Они вошли в магазин, и Белла под пристальным наблюдением Григория Александровича принялась прогуливаться между кронштейнами с платьями, блузками, костюмами, юбками, брюками и бельем. Это был хороший магазин, и раньше (ведь теперь жизнь Беллы будет разделяться роковым днем – 15 июля, – а потому очень часто в сознании будут звучать фразы: «до», «раньше», «после смерти Макса…») он нравился ей богатым выбором вещей светлых тонов. Обыватели (так, во всяком случае, называл большую часть людей Макс, а Зу-Зу впитывала это как губка) почему-то предпочитали темную одежду: это практично и не бросается в глаза. Зу-Зу же бросалась в глаза всегда, а потому ей было не привыкать, когда на нее оборачивались или даже показывали пальцем. Но если в интернате действительно было удобнее носить темные вещи, то после встречи с Максом Зу-Зу открыла для себя всю радугу цветов. Оказывается, ей очень шел желтый цвет, все оттенки розового и зеленого, голубые, кремовые, красные и белые цвета. Но теперь, когда Макса не стало, Белла стояла в растерянности рядом со своим любимым кронштейном и не знала, какую же юбку ей выбрать, какие брюки примерить… Словно все то, что радовало ее совсем недавно, потеряло теперь всякий смысл.
– У тебя проблемы с цветом? – спросил Григорий Александрович.
– А вы откуда знаете? – удивилась она, равнодушно взирая на роскошный черный костюм из богатой бархатистой ткани-стрейч с атласным воротником, украшенным стразами.
– Просто я, как мне кажется, начинаю понимать тебя. Ты хочешь купить этот черный костюм?
– Хочу, но он очень дорогой. Еще я присмотрела ярко-красный свитер, черные узкие брюки, несколько трикотажных кофточек и два комплекта итальянского белья. И это не считая туфель без каблука из кремовой замши и черных, классических. Ну как, вы уже раздумали принимать во мне участие?
– Нет. Более того, я надеюсь, что мы еще не раз заглянем сюда, чтобы выбрать тебе что-нибудь желтое или белое. А если ты настолько придешь в себя, что сможешь вновь почувствовать вкус к жизни, то мы поедем с тобой в Москву, я знаю несколько мест, где ты сможешь выбрать все, что душе твоей угодно, из каталога и получить это в течение трех дней.
– Я знаю эти места. – Она слабо улыбнулась. – Но все равно спасибо. Если вы согласны оплатить мои расходы, то подождите тогда немного в стороне, мне надо прикупить разные женские штучки, немного косметики и черную газовую косынку. Вы не забыли, что завтра я иду на похороны Макса…
– Тебя узнают, Белла.
– Мы подъедем к могиле прямо на машине, и я понаблюдаю за всей церемонией, не выходя из нее… Если получится, конечно… А вы будете рядом…

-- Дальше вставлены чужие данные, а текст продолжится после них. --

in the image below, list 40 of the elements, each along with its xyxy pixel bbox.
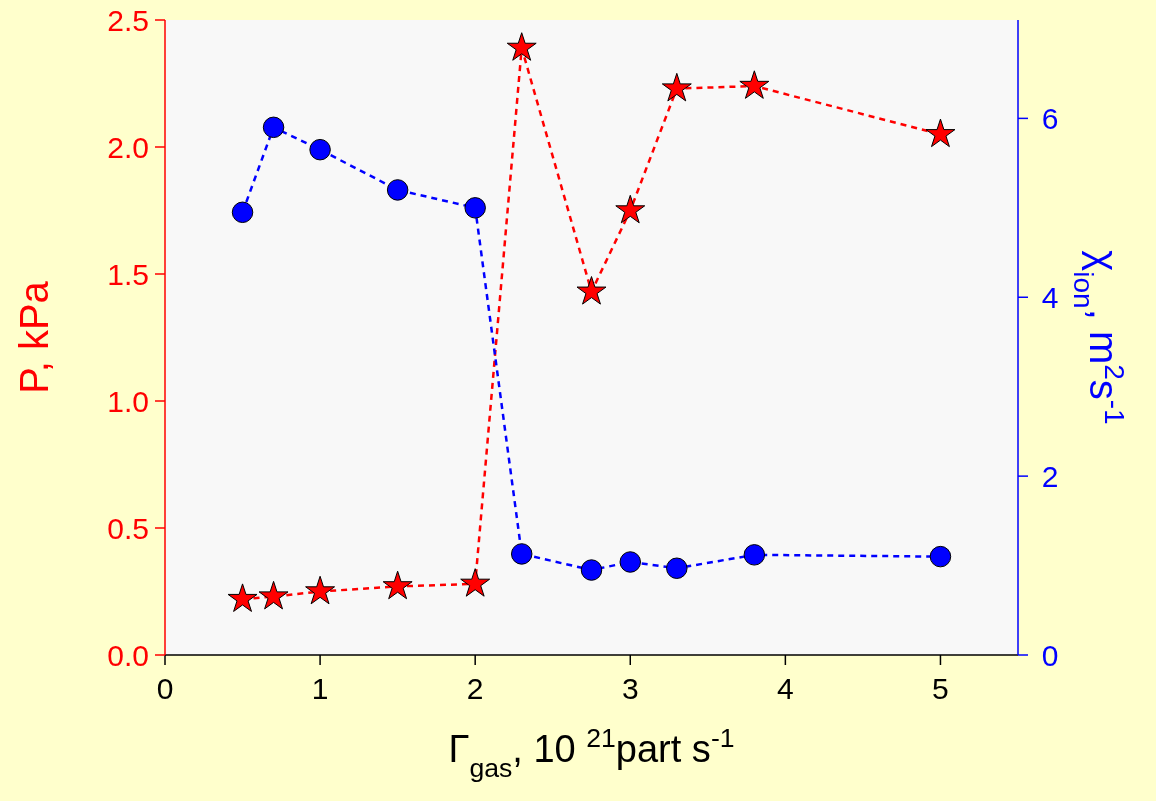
point (305, 575, 336, 605)
x-tick-label: 0 (156, 672, 174, 705)
point (231, 201, 254, 224)
point (309, 138, 331, 161)
y-tick-label: 1.5 (107, 257, 149, 291)
point (929, 545, 952, 568)
x-tick-label: 2 (466, 672, 484, 705)
point (580, 559, 603, 581)
point (460, 568, 491, 597)
x-tick-label: 5 (932, 672, 949, 705)
x-axis-title: Γ$_{gas}$, 10 $^{21}$part s$^{-1}$ (448, 723, 735, 783)
point (386, 179, 409, 201)
y2-tick-label: 4 (1041, 280, 1059, 314)
x-tick-label: 1 (311, 672, 329, 705)
point (464, 197, 486, 219)
point (382, 570, 413, 600)
point (506, 32, 537, 61)
y-tick-label: 2.0 (107, 130, 149, 164)
y2-tick-label: 0 (1041, 638, 1059, 672)
x-tick-label: 3 (621, 672, 639, 705)
point (615, 194, 646, 224)
point (262, 116, 285, 139)
y-tick-label: 0.0 (107, 638, 149, 672)
point (743, 544, 766, 566)
point (510, 543, 533, 565)
point (661, 72, 692, 102)
point (739, 70, 770, 99)
y-axis-title: P, kPa (12, 280, 56, 394)
y-tick-label: 0.5 (107, 511, 149, 545)
point (666, 557, 688, 579)
y2-tick-label: 2 (1041, 459, 1059, 493)
y2-tick-label: 6 (1041, 101, 1059, 135)
x-tick-label: 4 (777, 672, 794, 705)
y-tick-label: 2.5 (107, 3, 149, 37)
point (258, 580, 289, 610)
point (619, 551, 642, 573)
point (925, 118, 956, 148)
point (227, 583, 258, 612)
y-tick-label: 1.0 (107, 384, 149, 418)
point (576, 276, 607, 305)
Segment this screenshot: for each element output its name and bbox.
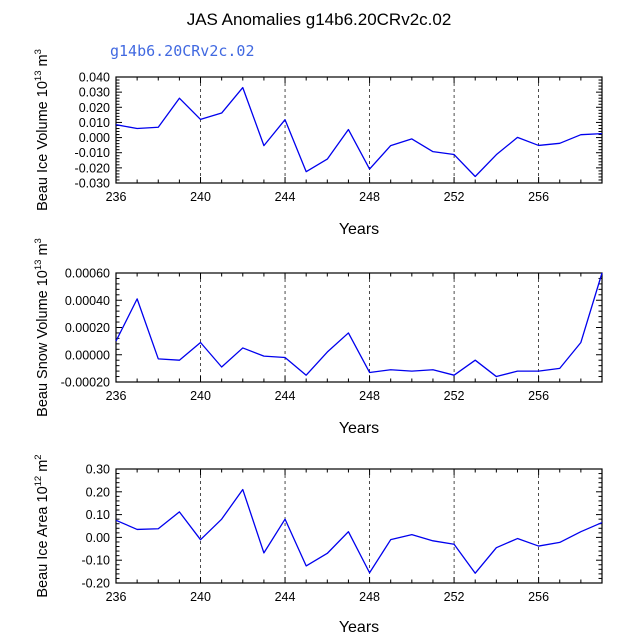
y-axis-label-unit: m xyxy=(35,460,51,476)
panel-1: 236 240 244 248 252 256 -0.030 -0.020-0.0100.00… xyxy=(33,49,603,238)
plot-frame xyxy=(115,76,603,184)
series-line xyxy=(115,272,603,378)
panel-2: 236 240 244 248 252 256 -0.00020 0.00000 0.00020… xyxy=(33,238,603,437)
plot-frame xyxy=(115,272,603,383)
y-tick-label-0: -0.030 xyxy=(75,177,110,191)
x-tick-label-252: 252 xyxy=(444,590,465,604)
y-tick-label-2: 0.00020 xyxy=(65,321,110,335)
x-tick-label-244: 244 xyxy=(275,190,296,204)
y-tick-label-4: 0.20 xyxy=(86,485,110,499)
y-tick-label-4: 0.00060 xyxy=(65,267,110,281)
panels: 236 240 244 248 252 256-0.030-0.020-0.0100.00… xyxy=(33,49,603,636)
y-tick-label-3: 0.10 xyxy=(86,508,110,522)
x-tick-label-240: 240 xyxy=(190,590,211,604)
y-tick-label-4: 0.010 xyxy=(79,116,110,130)
x-tick-label-248: 248 xyxy=(359,190,380,204)
x-tick-label-236: 236 xyxy=(106,190,127,204)
x-tick-label-248: 248 xyxy=(359,389,380,403)
x-tick-label-252: 252 xyxy=(444,190,465,204)
x-tick-label-256: 256 xyxy=(528,389,549,403)
x-axis-label: Years xyxy=(339,221,379,238)
y-axis-label: Beau Snow Volume 1013 m3 xyxy=(33,238,51,417)
y-tick-label-1: -0.10 xyxy=(82,554,111,568)
y-tick-label-5: 0.020 xyxy=(79,101,110,115)
panel-3: 236 240 244 248 252 256 -0.20 -0.10 0.00 0.10 0.20… xyxy=(33,454,603,636)
y-tick-label-1: 0.00000 xyxy=(65,348,110,362)
y-axis-label-main: Beau Ice Volume 10 xyxy=(35,81,51,211)
y-axis-label-unit: m xyxy=(35,54,51,70)
x-tick-label-240: 240 xyxy=(190,190,211,204)
y-tick-label-2: 0.00 xyxy=(86,531,110,545)
x-tick-label-236: 236 xyxy=(106,590,127,604)
y-axis-label-unit: m xyxy=(35,243,51,259)
x-tick-label-244: 244 xyxy=(275,590,296,604)
y-tick-label-6: 0.030 xyxy=(79,86,110,100)
y-axis-label-exponent: 13 xyxy=(33,260,44,271)
y-tick-label-7: 0.040 xyxy=(79,71,110,85)
figure-subtitle: g14b6.20CRv2c.02 xyxy=(110,42,255,60)
x-tick-label-248: 248 xyxy=(359,590,380,604)
series-line xyxy=(115,86,603,178)
plot-frame xyxy=(115,468,603,584)
y-tick-label-1: -0.020 xyxy=(75,161,110,175)
y-axis-label-unit-exponent: 2 xyxy=(33,454,44,459)
x-tick-label-256: 256 xyxy=(528,590,549,604)
x-axis-label: Years xyxy=(339,420,379,437)
figure-title: JAS Anomalies g14b6.20CRv2c.02 xyxy=(187,10,452,29)
x-tick-label-236: 236 xyxy=(106,389,127,403)
y-tick-label-5: 0.30 xyxy=(86,463,110,477)
y-tick-label-0: -0.00020 xyxy=(61,376,110,390)
x-tick-label-240: 240 xyxy=(190,389,211,403)
y-axis-label: Beau Ice Area 1012 m2 xyxy=(33,454,51,597)
y-axis-label: Beau Ice Volume 1013 m3 xyxy=(33,49,51,211)
y-axis-label-exponent: 13 xyxy=(33,71,44,82)
y-tick-label-0: -0.20 xyxy=(82,577,111,591)
y-tick-label-2: -0.010 xyxy=(75,146,110,160)
x-axis-label: Years xyxy=(339,619,379,636)
y-axis-label-main: Beau Snow Volume 10 xyxy=(35,270,51,417)
y-axis-label-unit-exponent: 3 xyxy=(33,49,44,54)
x-tick-label-244: 244 xyxy=(275,389,296,403)
y-tick-label-3: 0.00040 xyxy=(65,294,110,308)
x-tick-label-252: 252 xyxy=(444,389,465,403)
y-axis-label-exponent: 12 xyxy=(33,476,44,487)
y-axis-label-main: Beau Ice Area 10 xyxy=(35,486,51,597)
y-tick-label-3: 0.000 xyxy=(79,131,110,145)
x-tick-label-256: 256 xyxy=(528,190,549,204)
y-axis-label-unit-exponent: 3 xyxy=(33,238,44,243)
series-line xyxy=(115,488,603,574)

– Боюсь, что не получится. Ты – эмоциональный человек, ты захочешь выйти, чтобы проститься с ним…
– Может, и так, но все равно… – Она пожала плечами и не спеша направилась в сторону парфюмерного отдела, остановилась на полпути, вопросительно заглянула в глаза своему благодетелю, но потом, очевидно, передумав, вновь продолжила свой путь.
– Ты хотела меня спросить, можешь ли ты купить духи? – поинтересовался Григорий Александрович уже в машине.
– Да, все правильно. Но во всем надо знать меру. Так говорила наша воспитательница в интернате. Которая, кстати, ни в чем не знала меры: она много ела, пила, курила и спала. А еще она ругалась, как портовый грузчик.
– А как с чувством меры у тебя?
– По обстоятельствам. Я ограничилась туалетной водой, она стоила всего сто долларов. А теперь поедемте скорее, мне не терпится снять с себя чужую одежду, вымыться и одеться во все это. – Она положила ладонь на лежащий у нее на коленях большой пакет. – Вы правы, эта поездка немного привела меня в чувство.
– Я рад.
Глава 4
19 июля
В половине первого они подъехали на машине к воротам кладбища. И, как оказалось, вовремя. Провожающие в последний путь Макса Лермана и его супругу Изабеллу высыпали из микроавтобусов и столпились возле большой могилы, куда Марк Фишер и Давид Парсамян с помощью еще нескольких мужчин несли два больших полированных деревянных гроба с массивными витыми ручками.– В одном из них, должно быть, лежу я.
– Не надо говорить об этом. Постарайся абстрагироваться от происходящего. В конце концов, вполне могло случиться, что в момент взрыва рядом с машиной, куда намеревался сесть твой муж, находилась какая-нибудь женщина. Я слышал, что пожар был сильный, поэтому неудивительно, что на месте взрыва нашли женские останки. И если ты не хочешь объявляться – это твое личное дело. Ты наверняка начиталась бульварной литературы, и теперь, по законам жанра, ты будешь мстить. Это понятно.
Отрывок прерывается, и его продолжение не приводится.